Push past the awkwardness and those feelings of discomfort, Carn urges. Showing that you acknowledge a person's loss can mean a lot, according to Carn, co-author of "Good Mourning: Honest Conversations About Grief and Loss."  

“As a supporter, be proactive. Offer specific help and follow through. Don’t just ask what you can do. Think about what tasks you can take off their plate — getting help with practical tasks can be a godsend when you’re grieving,” Carn says. 

And then keep showing up, because as Carn notes, “grief is an ongoing experience with no set end.” 

Imogen Carn
Courtesy Imogen Carn

Carn also offered tips for in-person interactions.
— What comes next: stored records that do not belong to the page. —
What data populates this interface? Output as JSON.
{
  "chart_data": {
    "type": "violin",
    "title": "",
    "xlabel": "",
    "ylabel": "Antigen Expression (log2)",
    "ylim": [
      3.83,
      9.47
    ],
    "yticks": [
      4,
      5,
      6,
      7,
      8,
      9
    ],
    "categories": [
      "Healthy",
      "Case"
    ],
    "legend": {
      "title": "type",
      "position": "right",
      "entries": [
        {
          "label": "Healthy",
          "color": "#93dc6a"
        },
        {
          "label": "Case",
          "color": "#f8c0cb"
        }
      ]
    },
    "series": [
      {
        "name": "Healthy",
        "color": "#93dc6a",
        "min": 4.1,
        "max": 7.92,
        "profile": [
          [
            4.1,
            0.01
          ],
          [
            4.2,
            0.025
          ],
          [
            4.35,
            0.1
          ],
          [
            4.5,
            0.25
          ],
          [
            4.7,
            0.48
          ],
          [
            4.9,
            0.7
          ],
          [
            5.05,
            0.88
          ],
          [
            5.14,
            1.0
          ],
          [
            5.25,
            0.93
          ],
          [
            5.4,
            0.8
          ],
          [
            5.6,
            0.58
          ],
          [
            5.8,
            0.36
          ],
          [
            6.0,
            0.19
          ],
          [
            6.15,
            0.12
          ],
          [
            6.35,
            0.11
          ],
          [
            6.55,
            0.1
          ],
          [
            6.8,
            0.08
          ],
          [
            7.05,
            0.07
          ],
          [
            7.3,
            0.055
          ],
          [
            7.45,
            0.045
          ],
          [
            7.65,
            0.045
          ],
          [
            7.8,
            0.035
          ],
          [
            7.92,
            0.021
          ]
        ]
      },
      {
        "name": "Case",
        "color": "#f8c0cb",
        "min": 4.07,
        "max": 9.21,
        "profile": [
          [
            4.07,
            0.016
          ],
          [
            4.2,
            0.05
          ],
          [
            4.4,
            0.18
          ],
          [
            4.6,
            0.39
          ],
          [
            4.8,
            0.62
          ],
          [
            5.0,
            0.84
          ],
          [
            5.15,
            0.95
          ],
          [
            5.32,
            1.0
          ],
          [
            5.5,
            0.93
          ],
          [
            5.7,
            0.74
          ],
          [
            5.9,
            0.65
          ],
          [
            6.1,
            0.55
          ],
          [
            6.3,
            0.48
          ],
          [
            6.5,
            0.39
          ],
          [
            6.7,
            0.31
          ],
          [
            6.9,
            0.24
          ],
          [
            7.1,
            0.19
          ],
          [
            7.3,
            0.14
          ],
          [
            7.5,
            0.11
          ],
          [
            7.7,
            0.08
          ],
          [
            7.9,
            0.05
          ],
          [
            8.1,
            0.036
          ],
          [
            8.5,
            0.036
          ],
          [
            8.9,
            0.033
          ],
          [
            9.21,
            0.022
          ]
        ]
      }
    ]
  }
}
Instead of asking, “How are you?” Carn says to begin with, “How are you today?”

“This small language change can signal that you’re willing to listen and that it’s OK for them to open up and share their feelings,” she explains.

Most importantly, be present and listen without judgment.

“It can be helpful to ask, ‘Do you want solutions or comfort right now?” Carn says. 

Carn’s Instagram reel has been seen nearly 10 million times and has racked up thousands of comments.

“Every day for months after my husband died, one of my friends would send ‘I love you.’ After a while, I told her she didn’t need to send them all the time, and her response was, ‘You lost the person who told you that you were loved every single day. I’m gonna make sure you are still hearing it every day,’” one person wrote.

Added another, "‘You don’t have to reply’ was the best thing people put on messages to me. Took the pressure off of feeling like a bad person when I was drowning in grief but I knew they were thinking of me.”